Nigdy nie był na bieżąco z trendami, ale obecnie nie pozwoli, żeby ktoś go przyłapał w starym dresie. Zawsze jest ubrany schludnie: w dni robocze nosi koszule, swetry, czasem casualową marynarkę, z obuwia wybiera martensy i czyste trampki, a ze spodni najczęściej jeansy lub takie zwyczajne, proste – wszystko w stonowanych barwach, aby prezentować się jako ktoś dojrzały, opanowany. W trakcie wolnego można przyłapać go w bluzie i luźniejszych spodniach, te ciuchy jednak nigdy nie krzyczą niedbałością ani tym bardziej dresiarzem. Warto natomiast zwrócić uwagę, że Theo zakrywa skórę, jak tylko może. Co prawda, w domu sytuacja może być nieco inna, ale nie zmienia to faktu, że nikt nigdy go nie widział w krótkich spodenkach ani T-shircie. Jak wychodzi z domu w bluzie, to zawsze zarzuca na głowę kaptur.

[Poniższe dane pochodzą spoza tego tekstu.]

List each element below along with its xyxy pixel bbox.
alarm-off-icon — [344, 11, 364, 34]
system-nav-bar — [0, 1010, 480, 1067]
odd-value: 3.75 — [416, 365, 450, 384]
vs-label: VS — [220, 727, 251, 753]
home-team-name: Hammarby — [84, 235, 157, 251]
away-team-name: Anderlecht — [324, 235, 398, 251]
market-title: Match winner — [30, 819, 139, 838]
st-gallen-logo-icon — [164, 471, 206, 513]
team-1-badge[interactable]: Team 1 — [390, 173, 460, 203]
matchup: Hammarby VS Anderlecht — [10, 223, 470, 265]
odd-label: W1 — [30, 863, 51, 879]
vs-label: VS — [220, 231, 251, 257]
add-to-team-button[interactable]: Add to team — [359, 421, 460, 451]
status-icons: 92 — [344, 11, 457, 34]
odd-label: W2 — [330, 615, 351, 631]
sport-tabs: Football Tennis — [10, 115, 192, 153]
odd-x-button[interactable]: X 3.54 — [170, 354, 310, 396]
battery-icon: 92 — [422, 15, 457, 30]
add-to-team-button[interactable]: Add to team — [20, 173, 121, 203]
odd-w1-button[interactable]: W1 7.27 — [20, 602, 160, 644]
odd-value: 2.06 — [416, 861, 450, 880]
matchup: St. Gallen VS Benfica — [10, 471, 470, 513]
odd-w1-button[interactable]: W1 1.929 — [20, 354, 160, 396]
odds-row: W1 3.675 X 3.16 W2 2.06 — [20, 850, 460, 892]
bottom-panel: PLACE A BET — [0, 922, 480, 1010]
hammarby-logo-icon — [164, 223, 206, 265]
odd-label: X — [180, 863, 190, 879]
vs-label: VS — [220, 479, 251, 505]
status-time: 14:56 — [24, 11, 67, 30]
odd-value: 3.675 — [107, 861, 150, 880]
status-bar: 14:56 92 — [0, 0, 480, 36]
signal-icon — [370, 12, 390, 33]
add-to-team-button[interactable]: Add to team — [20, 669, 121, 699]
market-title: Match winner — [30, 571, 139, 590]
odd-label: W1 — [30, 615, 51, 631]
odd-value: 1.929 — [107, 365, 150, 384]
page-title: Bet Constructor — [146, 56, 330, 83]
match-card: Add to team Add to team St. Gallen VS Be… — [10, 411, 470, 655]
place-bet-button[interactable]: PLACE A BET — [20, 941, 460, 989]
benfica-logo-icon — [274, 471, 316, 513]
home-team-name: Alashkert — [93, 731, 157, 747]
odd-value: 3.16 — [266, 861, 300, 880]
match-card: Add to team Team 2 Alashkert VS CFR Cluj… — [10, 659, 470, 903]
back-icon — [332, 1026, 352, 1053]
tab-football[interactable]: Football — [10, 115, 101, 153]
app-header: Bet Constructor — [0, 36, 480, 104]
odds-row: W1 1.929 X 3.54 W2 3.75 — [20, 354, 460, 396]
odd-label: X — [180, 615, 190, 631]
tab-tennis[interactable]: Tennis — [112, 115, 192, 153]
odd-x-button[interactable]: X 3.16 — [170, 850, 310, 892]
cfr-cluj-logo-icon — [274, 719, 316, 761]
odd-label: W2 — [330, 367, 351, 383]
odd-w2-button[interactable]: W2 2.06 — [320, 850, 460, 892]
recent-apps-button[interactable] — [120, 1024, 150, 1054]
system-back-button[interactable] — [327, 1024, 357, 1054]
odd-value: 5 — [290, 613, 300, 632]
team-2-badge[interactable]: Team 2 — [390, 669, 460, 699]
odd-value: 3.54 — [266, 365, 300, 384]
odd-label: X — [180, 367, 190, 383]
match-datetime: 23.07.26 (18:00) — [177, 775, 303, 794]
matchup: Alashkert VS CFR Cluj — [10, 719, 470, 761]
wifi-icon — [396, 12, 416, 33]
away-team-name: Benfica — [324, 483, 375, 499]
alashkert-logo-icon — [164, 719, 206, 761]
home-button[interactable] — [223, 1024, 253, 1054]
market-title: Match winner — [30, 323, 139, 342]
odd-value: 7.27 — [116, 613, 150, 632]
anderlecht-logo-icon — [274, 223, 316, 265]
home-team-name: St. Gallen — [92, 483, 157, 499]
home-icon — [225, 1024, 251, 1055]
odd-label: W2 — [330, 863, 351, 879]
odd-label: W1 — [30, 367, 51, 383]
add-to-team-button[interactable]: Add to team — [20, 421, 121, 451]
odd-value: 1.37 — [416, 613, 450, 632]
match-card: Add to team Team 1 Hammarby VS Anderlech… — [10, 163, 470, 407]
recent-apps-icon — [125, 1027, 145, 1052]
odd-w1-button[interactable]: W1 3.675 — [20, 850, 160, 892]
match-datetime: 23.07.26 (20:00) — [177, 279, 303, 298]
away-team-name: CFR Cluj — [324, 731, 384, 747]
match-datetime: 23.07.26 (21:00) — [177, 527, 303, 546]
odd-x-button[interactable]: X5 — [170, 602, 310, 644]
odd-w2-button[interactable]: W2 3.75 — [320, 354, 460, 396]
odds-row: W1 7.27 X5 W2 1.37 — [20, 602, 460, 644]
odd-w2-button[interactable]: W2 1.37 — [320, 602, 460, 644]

Niecodziennie często nosi na dłoniach rękawiczki. Różnych kolorów, dopasowane do ubioru, w laboratorium gumowe, poza nim skórzane lub bawełniane. Odważniejsi, którzy zapytają o powód, otrzymają odpowiedź, że dłonie mają przewrażliwioną skórę i w ten sposób Theo je chroni przed różnymi czynnikami. Ile jednak w tym prawdy...
Czy do uściśnięcia komuś dłoni należy zdjąć rękawiczki? Niezależnie od odpowiedzi Theo nigdy ich nie zdejmuje, nie bacząc na to, czy urazi tym czyjeś uczucia. Czasem otrzyma zaskoczone lub nie do końca przyjazne spojrzenie, ale niemal za każdym razem sytuację uratuje uprzejmy uśmiech na ładnej buzi. Pomijając ten drobny szczegół, Voyria to ktoś bardzo dobrze wychowany. Przywita się z każdym znajomym, ukłoni się starszym współpracownikom, przeprowadzi krótką rozmowę ze studentami, którzy go wyłapią poza uczelnią.
Wie, jakie słowa dobrać, by zabrzmieć profesjonalnie, nikogo nie urazić, a mimika i sposób, w jaki oplatane są głosem wypowiedzi, sprawiają, że chłopak jest postrzegany za najniewinniejszą istotę, jaką można spotkać. Wygląd rzeźby, której twórca sprzed tysięcy lat próbował ukazać idealne piękno, głos niebiańskiego sługi niosącego dobrą nowinę pełną nadziei. Nic dziwnego, że bardzo szybko zaprzyjaźnia się z innymi. Potrafi z każdym się dogadać – czy to wielce szanujący swoją wiedzę profesorowie, zmęczone życiem urzędniczki, wycofane dziecko, czy przechodzący okres buntowniczy nastolatek. Ktoś nawet zażartował, że swoją obecnością Theo usuwa wszelakie cierpienia. Heh...
Można by przypuszczać, że jest towarzyski i otacza się mnóstwem przyjaciół, ale w rzeczywistości spędza czas samotnie. Zaproszony na jakieś wspólne spotkania lub wypady wpierw przeprowadza dogłębną myślową analizę, a dopiero potem odpowiada. Nieczęsto przystaje na propozycje, tłumacząc to najczęściej zapchanym grafikiem; zgadza się dopiero, gdy nie chce zostać uznany za całkowitego odludka. Nikomu tego nie wyznaje, ale bliższych relacji unika jak ognia... mimo że w głębi o nich marzy.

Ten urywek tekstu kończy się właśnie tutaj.